Der vorhandenen allgemeinen Verunsicherung kann m. E. doch am ehesten in einem bewussten Angebot zur gemeinsamen Suche nach Perspektiven für die Zukunft entgegengewirkt werden. Wobei ein solches Angebot nicht Ausdruck von Schwäche, sondern von erfahrungsgesättigter Vernunft ist. Ohne Alternativvorschläge werden Verweigern, Aufbegehren oder Demonstrieren bei anerkannten Einsparnot-wendigkeiten nicht zu Lösungen führen. Allerdings ist keine Politik überzeugend, die nur fordert: „Augen zu und durch“. Deshalb mein Plädoyer für verantwortbare Gemeinsamkeit. Eine solche würde auch dem wachsenden Misstrauen gegenüber nicht verstandener Politik entgegenwirken. Wenn aber in einer solchen Situation am Beispiel eines versuchten Zurückdrängens von verfassungsmäßig begründeten Mitbestim-mungsrechten im öffentlichen Dienst augenscheinlich Mitwirkung und Mitverantwortung als Belastung angesehen sein sollte, dann ist mein Eintreten für mehr Gemeinsamkeit gewiss anachronistisch. Gleichwohl, ich bleibe dabei, denn ich halte nichts von Gemeinsamkeiten nur bei Sonnenschein, sie müssen sich bewähren, wenn es blitzt und donnert.
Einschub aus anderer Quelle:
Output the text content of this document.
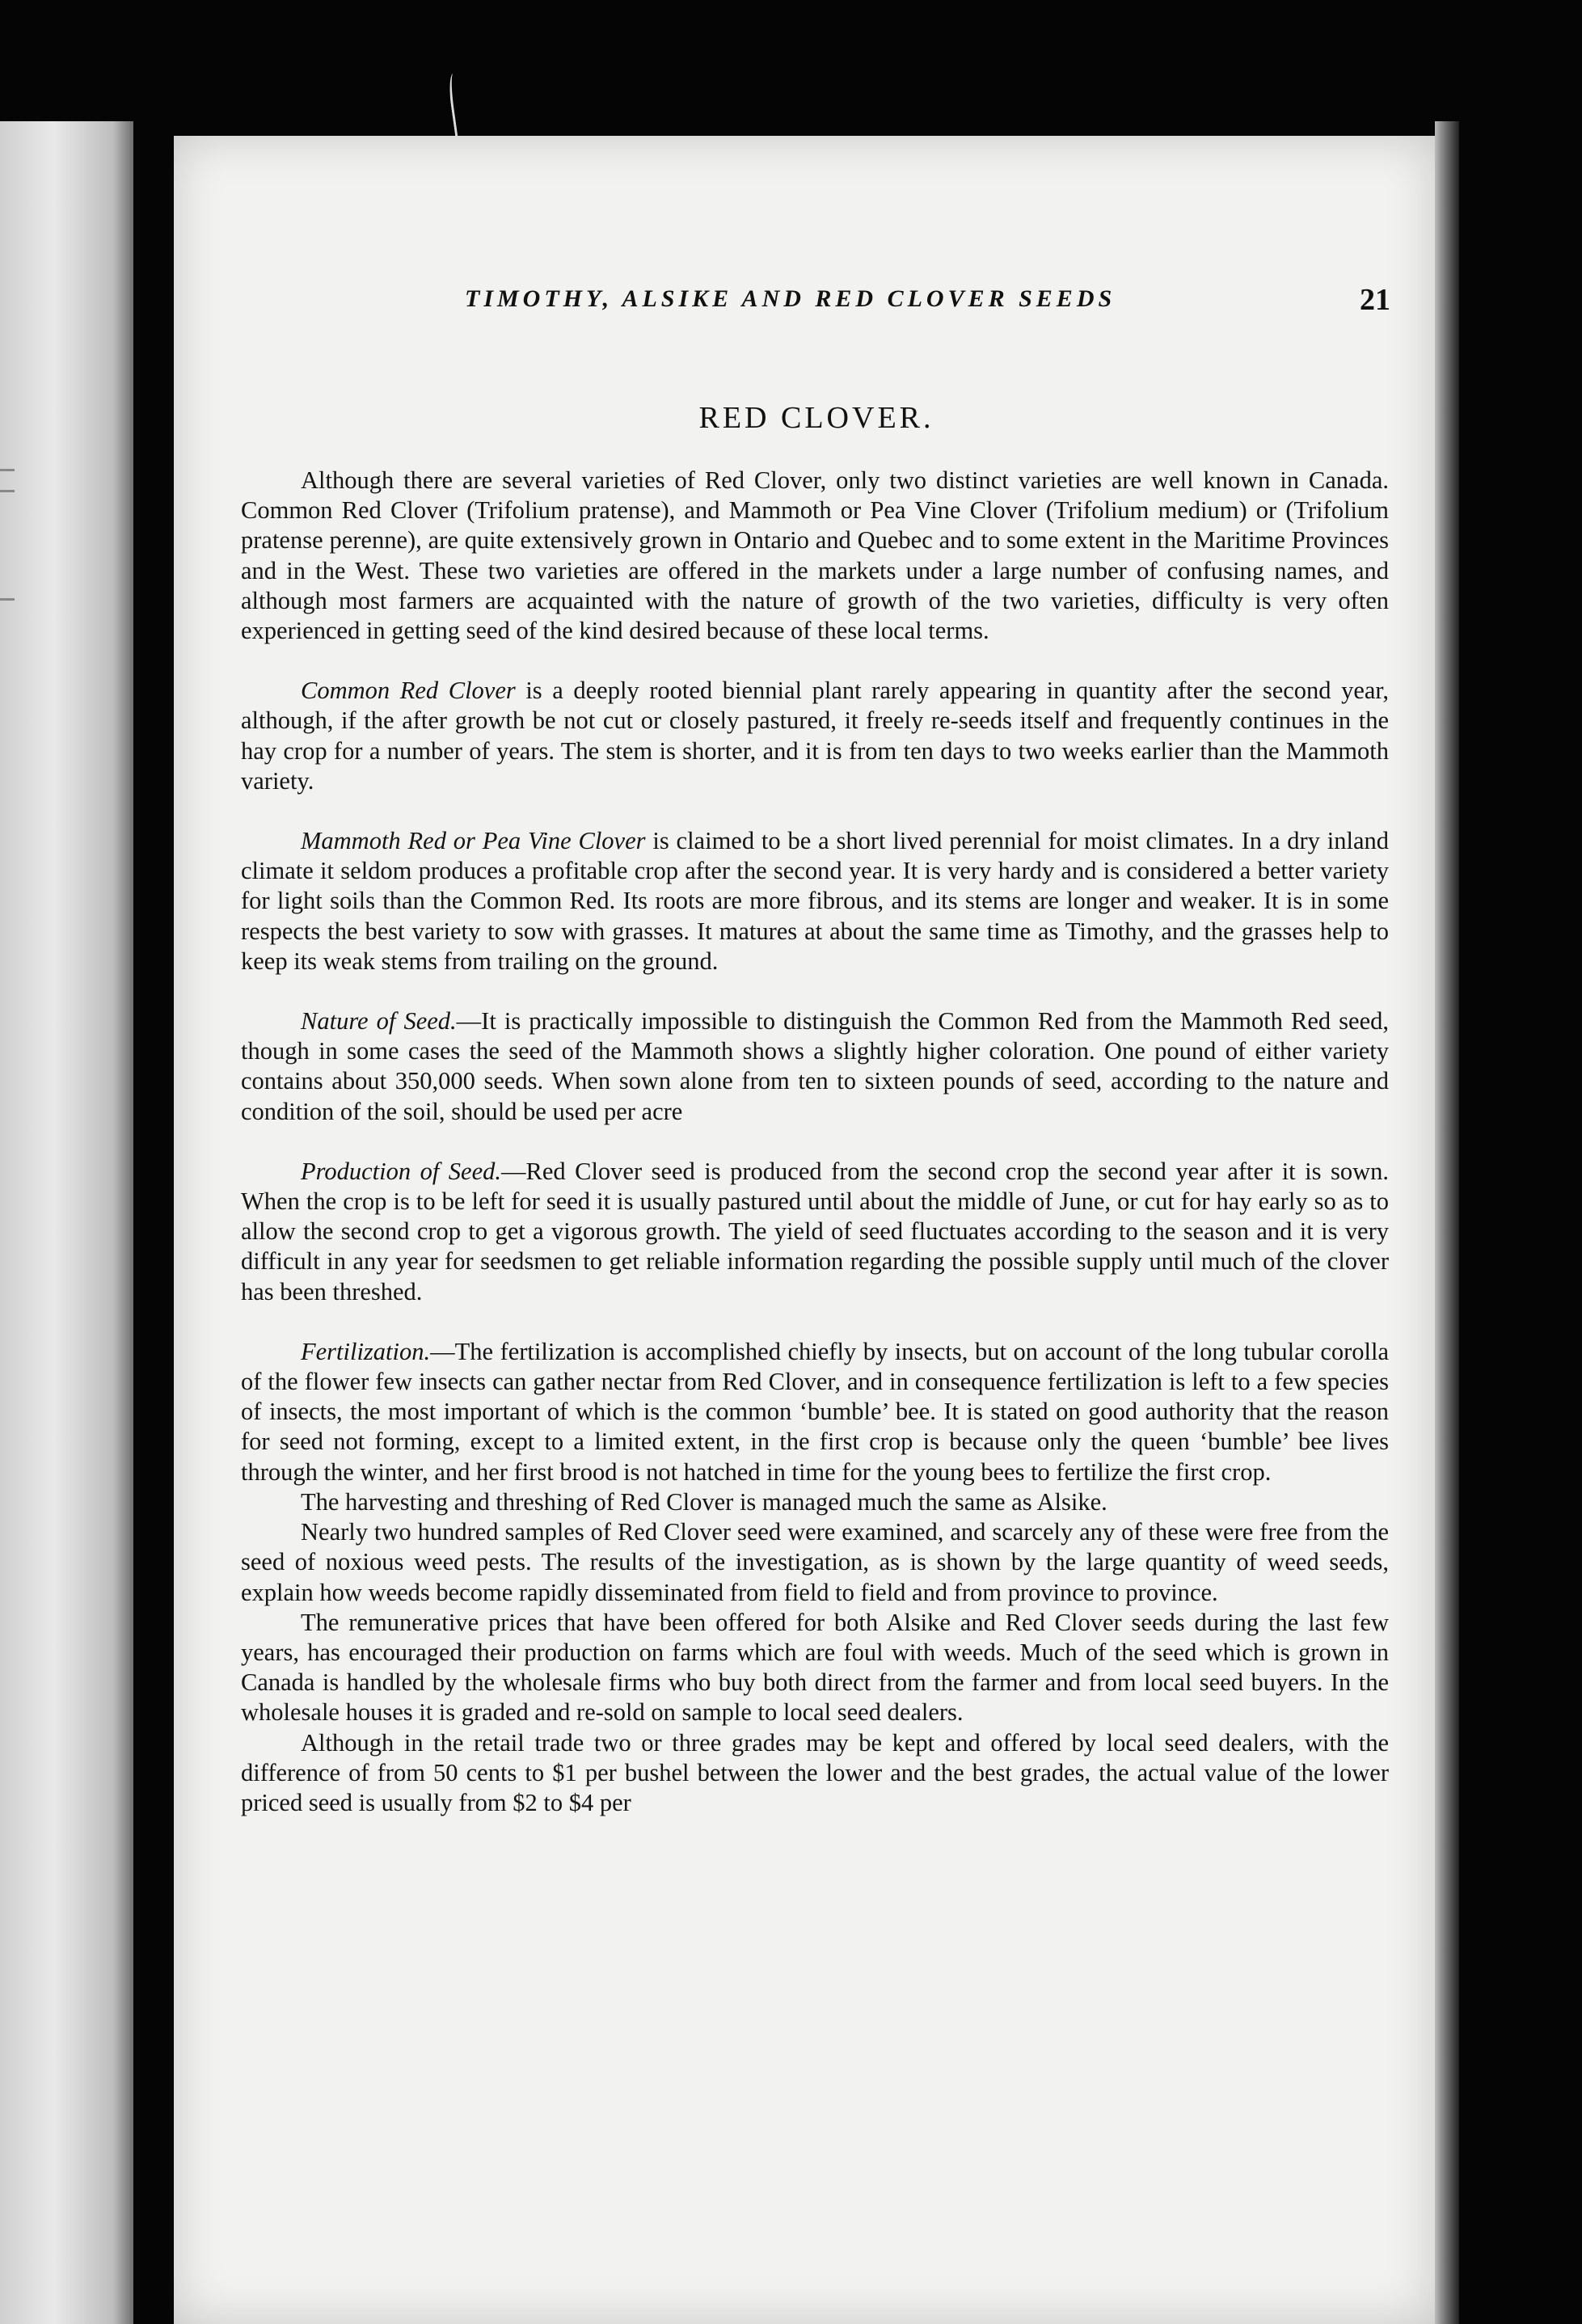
TIMOTHY, ALSIKE AND RED CLOVER SEEDS	21
RED CLOVER.

Although there are several varieties of Red Clover, only two distinct varieties are well known in Canada. Common Red Clover (Trifolium pratense), and Mammoth or Pea Vine Clover (Trifolium medium) or (Trifolium pratense perenne), are quite extensively grown in Ontario and Quebec and to some extent in the Maritime Provinces and in the West. These two varieties are offered in the markets under a large number of confusing names, and although most farmers are acquainted with the nature of growth of the two varieties, difficulty is very often experienced in getting seed of the kind desired because of these local terms.

Common Red Clover is a deeply rooted biennial plant rarely appearing in quantity after the second year, although, if the after growth be not cut or closely pastured, it freely re-seeds itself and frequently continues in the hay crop for a number of years. The stem is shorter, and it is from ten days to two weeks earlier than the Mammoth variety.

Mammoth Red or Pea Vine Clover is claimed to be a short lived perennial for moist climates. In a dry inland climate it seldom produces a profitable crop after the second year. It is very hardy and is considered a better variety for light soils than the Common Red. Its roots are more fibrous, and its stems are longer and weaker. It is in some respects the best variety to sow with grasses. It matures at about the same time as Timothy, and the grasses help to keep its weak stems from trailing on the ground.

Nature of Seed.—It is practically impossible to distinguish the Common Red from the Mammoth Red seed, though in some cases the seed of the Mammoth shows a slightly higher coloration. One pound of either variety contains about 350,000 seeds. When sown alone from ten to sixteen pounds of seed, according to the nature and condition of the soil, should be used per acre

Production of Seed.—Red Clover seed is produced from the second crop the second year after it is sown. When the crop is to be left for seed it is usually pastured until about the middle of June, or cut for hay early so as to allow the second crop to get a vigorous growth. The yield of seed fluctuates according to the season and it is very difficult in any year for seedsmen to get reliable information regarding the possible supply until much of the clover has been threshed.

Fertilization.—The fertilization is accomplished chiefly by insects, but on account of the long tubular corolla of the flower few insects can gather nectar from Red Clover, and in consequence fertilization is left to a few species of insects, the most important of which is the common ‘bumble’ bee. It is stated on good authority that the reason for seed not forming, except to a limited extent, in the first crop is because only the queen ‘bumble’ bee lives through the winter, and her first brood is not hatched in time for the young bees to fertilize the first crop.

The harvesting and threshing of Red Clover is managed much the same as Alsike.

Nearly two hundred samples of Red Clover seed were examined, and scarcely any of these were free from the seed of noxious weed pests. The results of the investigation, as is shown by the large quantity of weed seeds, explain how weeds become rapidly disseminated from field to field and from province to province.

The remunerative prices that have been offered for both Alsike and Red Clover seeds during the last few years, has encouraged their production on farms which are foul with weeds. Much of the seed which is grown in Canada is handled by the wholesale firms who buy both direct from the farmer and from local seed buyers. In the wholesale houses it is graded and re-sold on sample to local seed dealers.

Although in the retail trade two or three grades may be kept and offered by local seed dealers, with the difference of from 50 cents to $1 per bushel between the lower and the best grades, the actual value of the lower priced seed is usually from $2 to $4 per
Und so wage ich, die an der Veränderung des Bremischen Personalvertretungsgesetzes Arbeitenden darauf hinzuweisen, dass die in Bremen nach 1945 gefundene Prämisse eines staatlichen Handelns mittels einer Koalition von Arbeitnehmerschaft und Unternehmensleitern immer noch Grundlage für gegenseitige Mitverantwortung in der Gestaltung bremischer Anliegen ist. Dieses Grundanliegen eines Miteinanders hatte einen speziellen Niederschlag in der Volksabstimmung über Artikel 47 unserer Landesver-fassung gefunden. Diese Landesverfassung und der genannte Artikel 47 verpflichtet uns alle. Deshalb ist die Mitwirkung und die Mitbestimmung im öffentlichen Dienst nicht eine Frage tagtäglicher neuer Beliebigkeit, sondern geschütztes Verfassungsrecht. Mitunter hat man allerdings zur Zeit das Gefühl, dass ein solches Prinzip nicht mit dem notwendigen Ernst betrachtet wird, obwohl man ansonsten bei eigenen Verfassungsrechten sehr bewusst auf sorgfältige Einhaltung pocht.
Progressiven Kräften in der Bremischen Bürgerschaft kann ich deshalb nur zurufen: Wehret den Anfängen und verhindert den Rückfall in vordemokratische Zeiten.